结论:HSC-MV对H2O2处理的HUVECs和CCl4诱导的大鼠肝损伤具有保护作用,而TGF-β1HSC-MVs有加重效应。MV的作用涉及PI3K/AKT/VEGF,CXCR4和MEK/ERK/eNOS通路。
方法:HUVECs暴露于过氧化氢(H2O2)以建立血管内皮细胞损伤模型。HSC-MVs或TGF-β1HSC-MVs与H2O2处理的HUVECs共培养,分别。指标包括细胞存活率,凋亡率,氧化应激,迁移,入侵,测量血管生成。同时,PI3K等蛋白质的表达,AKT,MEK1+MEK2,ERK1+ERK2,VEGF,eNOS,并对CXCR4进行了评估,以及活化的caspase-3。SD大鼠腹腔注射CCl4,每周2次,连续10周,建立肝损伤模型。将HSC-MV或TGF-β1HSC-MV注射到大鼠的尾静脉中。还检测到肝和肝血管损伤。

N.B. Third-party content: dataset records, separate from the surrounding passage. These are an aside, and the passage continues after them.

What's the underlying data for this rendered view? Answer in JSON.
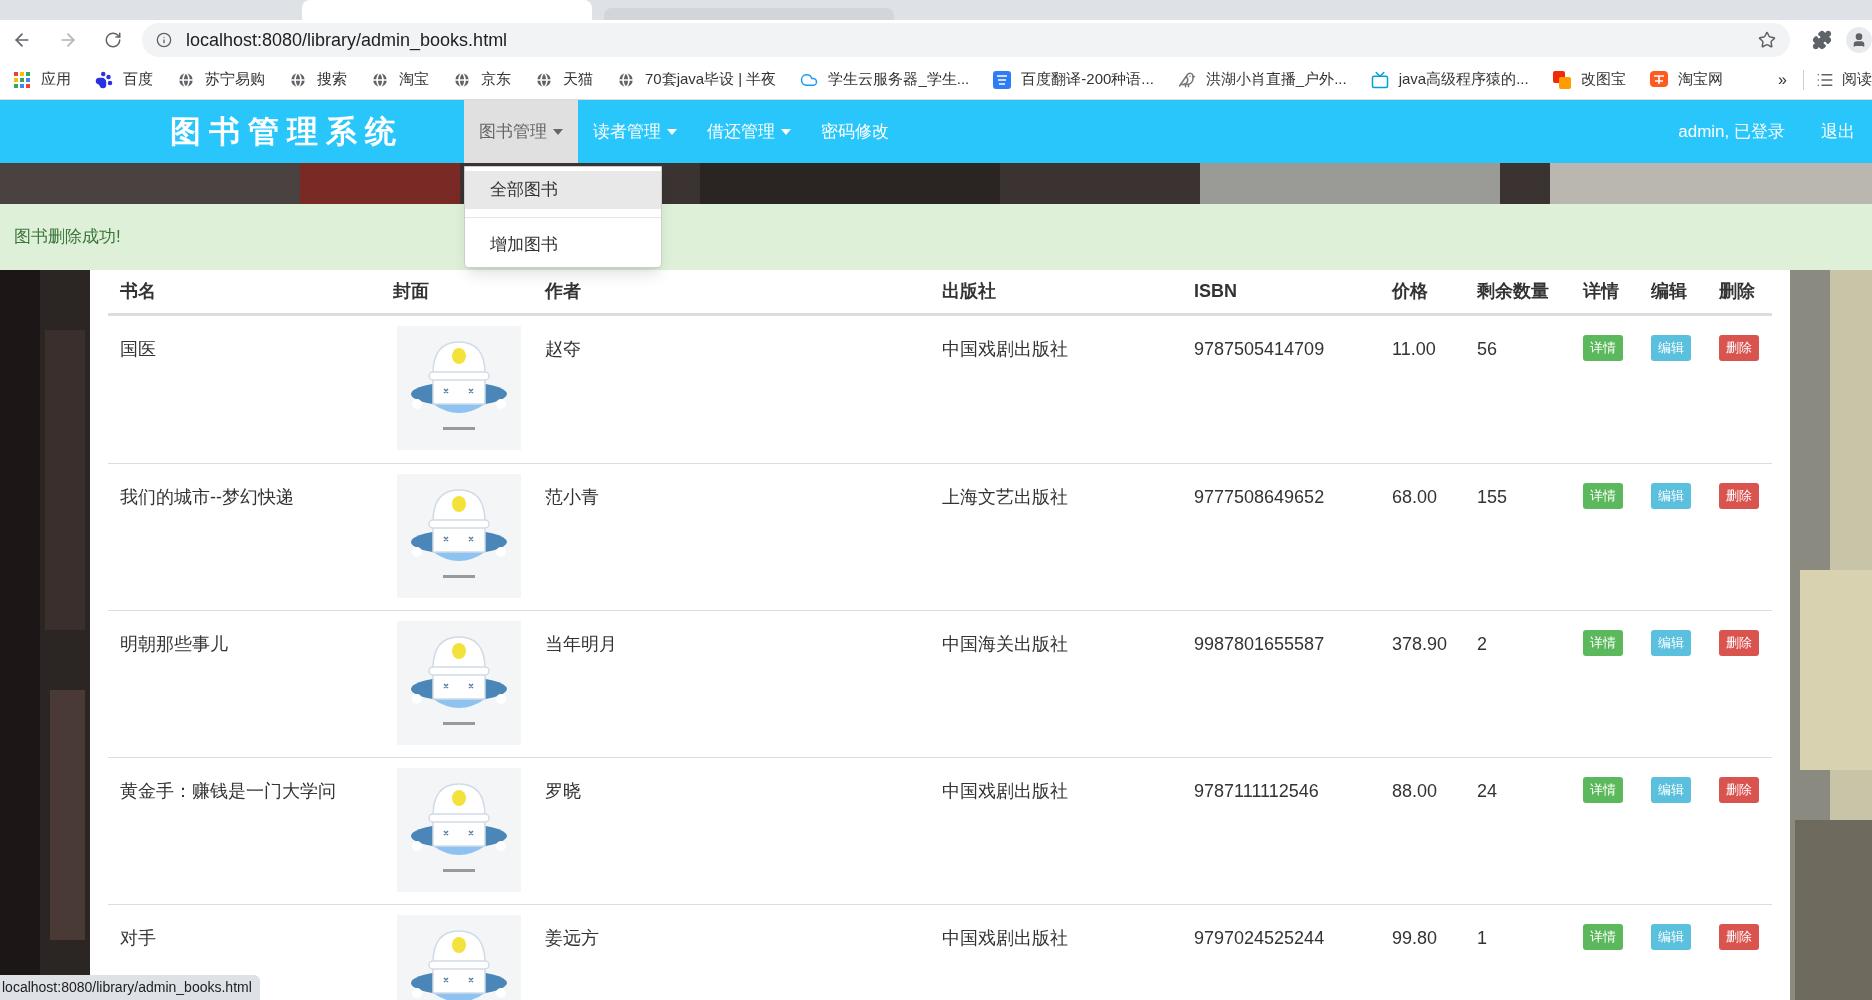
{
  "browser": {
    "url": "localhost:8080/library/admin_books.html",
    "bookmarks": [
      {
        "label": "应用",
        "kind": "apps"
      },
      {
        "label": "百度",
        "kind": "paw"
      },
      {
        "label": "苏宁易购",
        "kind": "globe"
      },
      {
        "label": "搜索",
        "kind": "globe"
      },
      {
        "label": "淘宝",
        "kind": "globe"
      },
      {
        "label": "京东",
        "kind": "globe"
      },
      {
        "label": "天猫",
        "kind": "globe"
      },
      {
        "label": "70套java毕设 | 半夜",
        "kind": "globe"
      },
      {
        "label": "学生云服务器_学生...",
        "kind": "cloud"
      },
      {
        "label": "百度翻译-200种语...",
        "kind": "translate"
      },
      {
        "label": "洪湖小肖直播_户外...",
        "kind": "bird"
      },
      {
        "label": "java高级程序猿的...",
        "kind": "tv"
      },
      {
        "label": "改图宝",
        "kind": "squares"
      },
      {
        "label": "淘宝网",
        "kind": "shop"
      }
    ],
    "more": "»",
    "reading_list": "阅读"
  },
  "navbar": {
    "brand": "图书管理系统",
    "menus": [
      {
        "label": "图书管理",
        "dropdown": true,
        "selected": true
      },
      {
        "label": "读者管理",
        "dropdown": true,
        "selected": false
      },
      {
        "label": "借还管理",
        "dropdown": true,
        "selected": false
      },
      {
        "label": "密码修改",
        "dropdown": false,
        "selected": false
      }
    ],
    "user": "admin, 已登录",
    "logout": "退出"
  },
  "dropdown": {
    "items": [
      {
        "label": "全部图书",
        "highlighted": true
      },
      {
        "label": "增加图书",
        "highlighted": false
      }
    ]
  },
  "alert": {
    "text": "图书删除成功!"
  },
  "table": {
    "columns": [
      "书名",
      "封面",
      "作者",
      "出版社",
      "ISBN",
      "价格",
      "剩余数量",
      "详情",
      "编辑",
      "删除"
    ],
    "rows": [
      {
        "title": "国医",
        "cover": {
          "kind": "picture"
        },
        "author": "赵夺",
        "publisher": "中国戏剧出版社",
        "isbn": "9787505414709",
        "price": "11.00",
        "stock": "56",
        "actions": [
          {
            "label": "详情",
            "kind": "detail"
          },
          {
            "label": "编辑",
            "kind": "edit"
          },
          {
            "label": "删除",
            "kind": "delete"
          }
        ]
      },
      {
        "title": "我们的城市--梦幻快递",
        "cover": {
          "kind": "picture"
        },
        "author": "范小青",
        "publisher": "上海文艺出版社",
        "isbn": "9777508649652",
        "price": "68.00",
        "stock": "155",
        "actions": [
          {
            "label": "详情",
            "kind": "detail"
          },
          {
            "label": "编辑",
            "kind": "edit"
          },
          {
            "label": "删除",
            "kind": "delete"
          }
        ]
      },
      {
        "title": "明朝那些事儿",
        "cover": {
          "kind": "picture"
        },
        "author": "当年明月",
        "publisher": "中国海关出版社",
        "isbn": "9987801655587",
        "price": "378.90",
        "stock": "2",
        "actions": [
          {
            "label": "详情",
            "kind": "detail"
          },
          {
            "label": "编辑",
            "kind": "edit"
          },
          {
            "label": "删除",
            "kind": "delete"
          }
        ]
      },
      {
        "title": "黄金手：赚钱是一门大学问",
        "cover": {
          "kind": "picture"
        },
        "author": "罗晓",
        "publisher": "中国戏剧出版社",
        "isbn": "9787111112546",
        "price": "88.00",
        "stock": "24",
        "actions": [
          {
            "label": "详情",
            "kind": "detail"
          },
          {
            "label": "编辑",
            "kind": "edit"
          },
          {
            "label": "删除",
            "kind": "delete"
          }
        ]
      },
      {
        "title": "对手",
        "cover": {
          "kind": "picture"
        },
        "author": "姜远方",
        "publisher": "中国戏剧出版社",
        "isbn": "9797024525244",
        "price": "99.80",
        "stock": "1",
        "actions": [
          {
            "label": "详情",
            "kind": "detail"
          },
          {
            "label": "编辑",
            "kind": "edit"
          },
          {
            "label": "删除",
            "kind": "delete"
          }
        ]
      }
    ]
  },
  "status_bar": {
    "url": "localhost:8080/library/admin_books.html"
  }
}
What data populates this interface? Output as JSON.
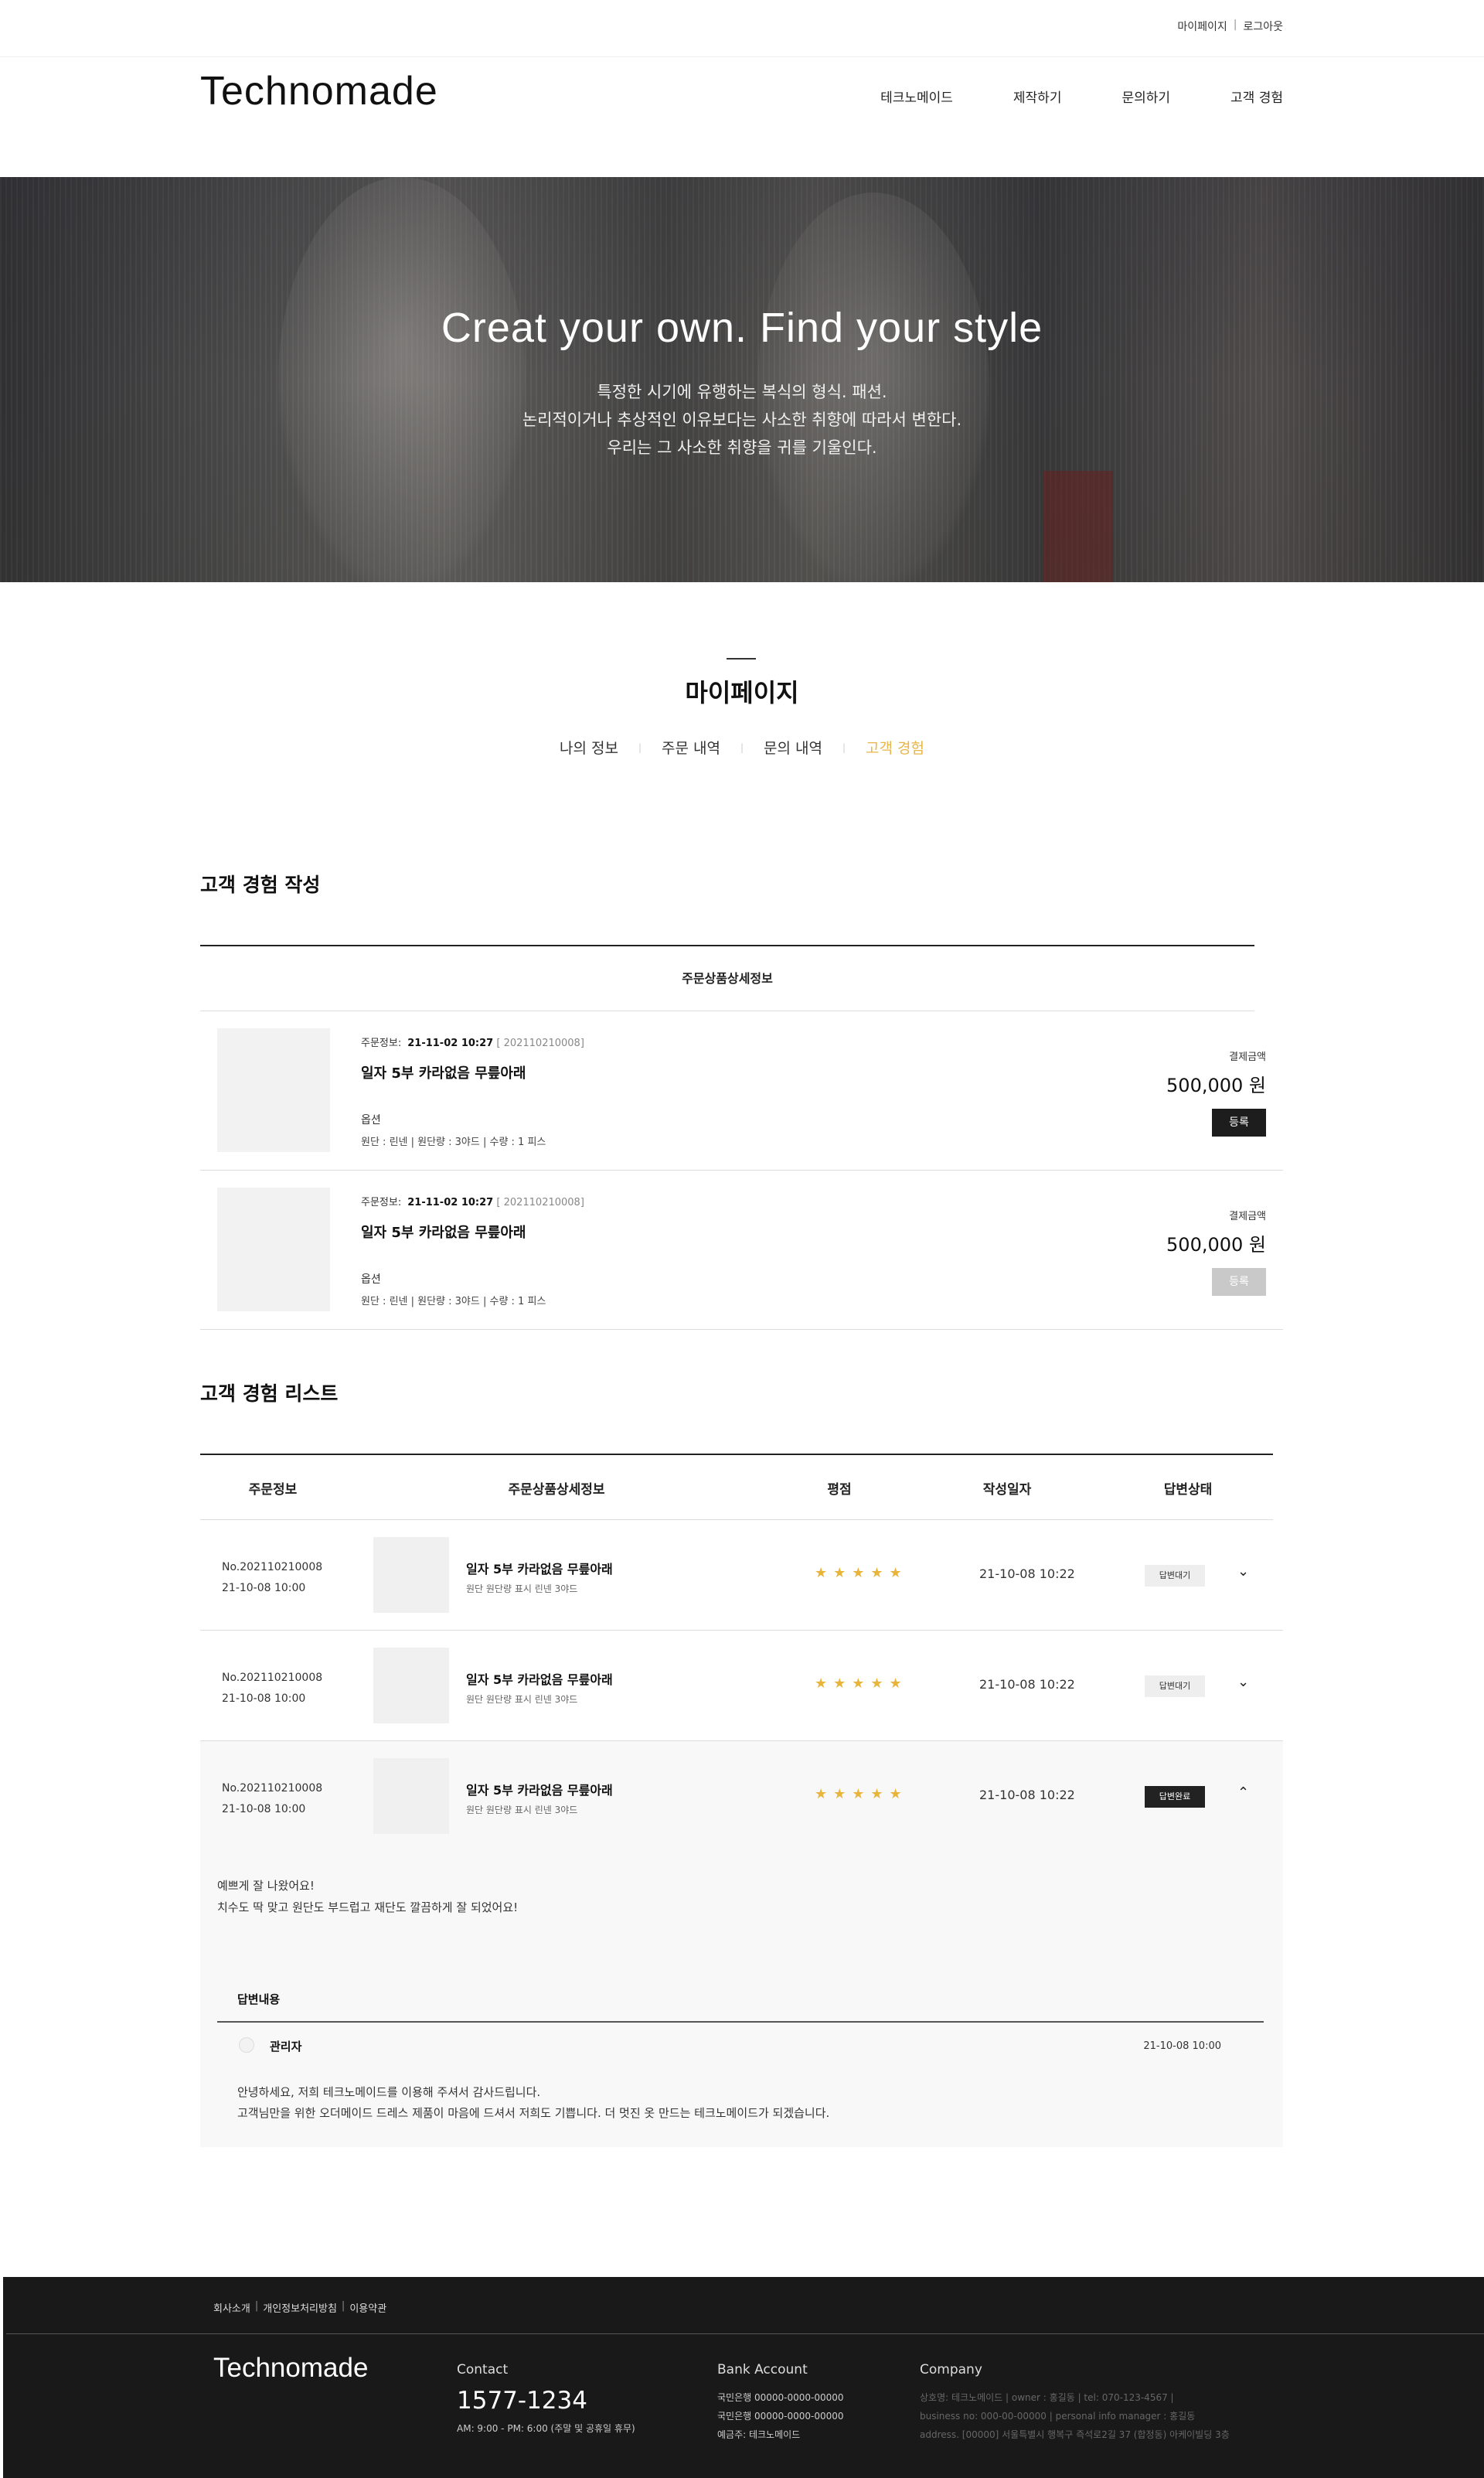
{
  "topbar": {
    "mypage": "마이페이지",
    "sep": "|",
    "logout": "로그아웃"
  },
  "header": {
    "logo": "Technomade",
    "nav": [
      "테크노메이드",
      "제작하기",
      "문의하기",
      "고객 경험"
    ]
  },
  "hero": {
    "title": "Creat your own. Find your style",
    "lines": [
      "특정한 시기에 유행하는 복식의 형식. 패션.",
      "논리적이거나 추상적인 이유보다는 사소한 취향에 따라서 변한다.",
      "우리는 그 사소한 취향을 귀를 기울인다."
    ]
  },
  "mypage": {
    "title": "마이페이지",
    "tabs": [
      "나의 정보",
      "주문 내역",
      "문의 내역",
      "고객 경험"
    ],
    "active_tab": "고객 경험"
  },
  "write_section": {
    "title": "고객 경험 작성",
    "header": "주문상품상세정보",
    "orders": [
      {
        "info_label": "주문정보:",
        "datetime": "21-11-02 10:27",
        "order_no": "[ 202110210008]",
        "product": "일자 5부 카라없음 무릎아래",
        "option_label": "옵션",
        "option_value": "원단 : 린넨  | 원단량 : 3야드  |  수량 : 1 피스",
        "pay_label": "결제금액",
        "price": "500,000 원",
        "button": "등록",
        "button_enabled": true
      },
      {
        "info_label": "주문정보:",
        "datetime": "21-11-02 10:27",
        "order_no": "[ 202110210008]",
        "product": "일자 5부 카라없음 무릎아래",
        "option_label": "옵션",
        "option_value": "원단 : 린넨  | 원단량 : 3야드  |  수량 : 1 피스",
        "pay_label": "결제금액",
        "price": "500,000 원",
        "button": "등록",
        "button_enabled": false
      }
    ]
  },
  "list_section": {
    "title": "고객 경험 리스트",
    "columns": [
      "주문정보",
      "주문상품상세정보",
      "평점",
      "작성일자",
      "답변상태"
    ],
    "rows": [
      {
        "order_no": "No.202110210008",
        "order_date": "21-10-08  10:00",
        "product": "일자 5부 카라없음 무릎아래",
        "option": "원단  원단량 표시 린넨 3야드",
        "stars": "★★★★★",
        "rating": 5,
        "written": "21-10-08 10:22",
        "status": "답변대기",
        "chevron": "⌄"
      },
      {
        "order_no": "No.202110210008",
        "order_date": "21-10-08  10:00",
        "product": "일자 5부 카라없음 무릎아래",
        "option": "원단  원단량 표시 린넨 3야드",
        "stars": "★★★★★",
        "rating": 5,
        "written": "21-10-08 10:22",
        "status": "답변대기",
        "chevron": "⌄"
      },
      {
        "order_no": "No.202110210008",
        "order_date": "21-10-08  10:00",
        "product": "일자 5부 카라없음 무릎아래",
        "option": "원단  원단량 표시 린넨 3야드",
        "stars": "★★★★★",
        "rating": 5,
        "written": "21-10-08 10:22",
        "status": "답변완료",
        "chevron": "⌃"
      }
    ],
    "expanded": {
      "review_lines": [
        "예쁘게 잘 나왔어요!",
        "치수도 딱 맞고 원단도 부드럽고 재단도 깔끔하게 잘 되었어요!"
      ],
      "answer_title": "답변내용",
      "admin_name": "관리자",
      "answer_date": "21-10-08  10:00",
      "answer_lines": [
        "안녕하세요, 저희 테크노메이드를 이용해 주셔서 감사드립니다.",
        "고객님만을 위한 오더메이드 드레스 제품이 마음에 드셔서 저희도 기쁩니다. 더 멋진 옷 만드는 테크노메이드가 되겠습니다."
      ]
    }
  },
  "footer": {
    "links": [
      "회사소개",
      "개인정보처리방침",
      "이용약관"
    ],
    "sep": "|",
    "logo": "Technomade",
    "contact": {
      "title": "Contact",
      "phone": "1577-1234",
      "hours": "AM: 9:00 - PM: 6:00 (주말 및 공휴일 휴무)"
    },
    "bank": {
      "title": "Bank Account",
      "lines": [
        "국민은행 00000-0000-00000",
        "국민은행 00000-0000-00000",
        "예금주:    테크노메이드"
      ]
    },
    "company": {
      "title": "Company",
      "lines": [
        "상호명: 테크노메이드 |  owner : 홍길동  |  tel: 070-123-4567 |",
        "business no: 000-00-00000 | personal info manager : 홍길동",
        "address. [00000] 서울특별시 행복구 즉석로2길 37 (합정동) 아케이빌딩 3층"
      ]
    }
  },
  "colors": {
    "accent": "#e9b545",
    "dark": "#1d1d1d",
    "footer_bg": "#191919"
  }
}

结果:在H2O2处理的HUVECs中,HSC-MV增加细胞活力,降低细胞毒性和细胞凋亡,改善氧化应激,迁移,和血管生成,并上调PI3K的蛋白表达,AKT,MEK1/2、ERK1/2、VEGF、eNOS,和CXCR4。相反,TGF-β1HSC-MV表现出相反的作用。CCl4-诱导大鼠肝损伤模型,HSC-MV减少ALT和AST的释放,肝脏炎症,脂肪变形,和肝纤维化。HSC-MV还下调CD31和CD34的蛋白表达。相反,TGF-β1HSC-MV表现出相反的作用。
结论:HSC-MV对H2O2处理的HUVECs和CCl4诱导的大鼠肝损伤具有保护作用,而TGF-β1HSC-MVs有加重效应。MV的作用涉及PI3K/AKT/VEGF,CXCR4和MEK/ERK/eNOS通路。